On sait que l’intérieur des églises était autrefois richement décoré et coloré. On distingue encore les vestiges de ces décorations : fresques murales et litres funéraires : ces marques de deuil de couleur noire, peintes sur les piliers et représentant le blason du défunt.

L’inscription sur la pierre tombale d’Angélique de Boffin, vers le confessionnal, en latin, signifie :

Lis passant et pleure. Ici repose dame Angélique de Boffin, mère abbesse et mère très bonne de cette maison pendant 14 ans. Elle fut illustre par sa naissance, d'une rare intelligence, d'une charité connue de tous. Aussi bien en religion que dans le monde elle s'illustra pendant longtemps. Elle est maintenant au ciel pour l'éternité. Pieusement elle mourut octogénaire le 12 des calendes de novembre 1714. Elle n'eut jamais d'ennemi et fut toujours bonne pour les malheureux.

Cette pierre tombale rappelle que l’actuelle mairie a été une abbaye de sœurs bénédictines.

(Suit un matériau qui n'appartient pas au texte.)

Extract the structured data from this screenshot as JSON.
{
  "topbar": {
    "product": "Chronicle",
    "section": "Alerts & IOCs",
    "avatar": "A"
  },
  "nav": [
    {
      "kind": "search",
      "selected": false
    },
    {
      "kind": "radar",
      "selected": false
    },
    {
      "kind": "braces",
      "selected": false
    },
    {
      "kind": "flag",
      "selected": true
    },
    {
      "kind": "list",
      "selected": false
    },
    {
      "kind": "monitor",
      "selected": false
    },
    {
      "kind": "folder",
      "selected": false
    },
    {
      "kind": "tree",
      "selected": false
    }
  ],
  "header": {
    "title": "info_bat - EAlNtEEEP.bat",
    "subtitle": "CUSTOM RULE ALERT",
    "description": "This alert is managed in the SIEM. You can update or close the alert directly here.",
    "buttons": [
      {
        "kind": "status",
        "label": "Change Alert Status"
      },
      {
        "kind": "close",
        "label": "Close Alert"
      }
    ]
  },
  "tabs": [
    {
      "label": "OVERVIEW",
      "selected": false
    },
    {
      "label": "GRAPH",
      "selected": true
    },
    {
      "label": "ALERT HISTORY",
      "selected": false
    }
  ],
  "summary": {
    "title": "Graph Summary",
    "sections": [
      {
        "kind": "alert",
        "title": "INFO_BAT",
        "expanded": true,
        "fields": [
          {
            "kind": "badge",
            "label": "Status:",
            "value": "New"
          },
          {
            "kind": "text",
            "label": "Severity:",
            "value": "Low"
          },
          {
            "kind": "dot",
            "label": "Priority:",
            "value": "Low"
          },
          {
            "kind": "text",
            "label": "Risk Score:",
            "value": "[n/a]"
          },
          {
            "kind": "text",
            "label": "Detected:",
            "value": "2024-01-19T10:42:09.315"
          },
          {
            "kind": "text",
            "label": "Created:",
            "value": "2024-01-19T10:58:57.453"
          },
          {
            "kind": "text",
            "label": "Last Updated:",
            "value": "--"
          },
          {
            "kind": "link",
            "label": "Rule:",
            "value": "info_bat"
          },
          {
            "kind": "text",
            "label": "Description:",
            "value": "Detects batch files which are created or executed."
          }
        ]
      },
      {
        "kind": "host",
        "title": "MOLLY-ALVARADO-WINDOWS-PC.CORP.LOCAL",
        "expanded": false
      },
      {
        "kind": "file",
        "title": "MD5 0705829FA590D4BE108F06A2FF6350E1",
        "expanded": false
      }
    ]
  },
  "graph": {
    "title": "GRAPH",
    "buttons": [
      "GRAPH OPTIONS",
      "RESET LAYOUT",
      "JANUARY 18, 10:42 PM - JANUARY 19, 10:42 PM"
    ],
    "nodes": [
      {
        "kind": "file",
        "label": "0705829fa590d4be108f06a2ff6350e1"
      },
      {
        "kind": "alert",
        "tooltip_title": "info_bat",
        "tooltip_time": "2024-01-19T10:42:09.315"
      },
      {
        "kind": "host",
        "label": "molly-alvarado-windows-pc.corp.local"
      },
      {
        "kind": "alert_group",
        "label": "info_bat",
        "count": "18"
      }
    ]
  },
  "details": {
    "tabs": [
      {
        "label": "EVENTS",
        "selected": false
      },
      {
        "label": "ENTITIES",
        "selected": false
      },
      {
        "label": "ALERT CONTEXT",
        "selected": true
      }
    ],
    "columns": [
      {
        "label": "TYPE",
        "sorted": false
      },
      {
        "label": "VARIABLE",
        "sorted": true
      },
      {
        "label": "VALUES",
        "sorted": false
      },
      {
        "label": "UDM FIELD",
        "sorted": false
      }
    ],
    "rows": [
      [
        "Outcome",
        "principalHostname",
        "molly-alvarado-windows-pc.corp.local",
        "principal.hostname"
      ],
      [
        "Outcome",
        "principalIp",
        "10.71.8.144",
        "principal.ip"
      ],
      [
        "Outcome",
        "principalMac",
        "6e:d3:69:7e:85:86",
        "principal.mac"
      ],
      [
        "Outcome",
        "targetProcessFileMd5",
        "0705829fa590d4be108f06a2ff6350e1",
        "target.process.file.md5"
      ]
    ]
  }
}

Le curé de Saint Geoire (Louis Tournus),  pendant la période de nos « glorieuses années révolutionnaires », a été déporté à Rochefort en 1793 et torturé en Vendée. On ne sait pas quels crimes il avait commis, à part tenir la messe, donner les derniers sacrements et tenir les registres des baptêmes.  Il en est revenu, vers 1800, pour mourir en 1813.  On peut lire son épitaphe au fond à droite de l’église.

L’église a été allongée en 1875. Cela correspondait à l’époque faste des tissages de soie dans toute la vallée et à une augmentation notable de la population. A l’extérieur, on peut remarquer les nouvelles pierres en calcaire de chartreuse du soubassement. La façade a été démontée puis remontée avec soin. A l’intérieur, cela a permis de monter une mezzanine.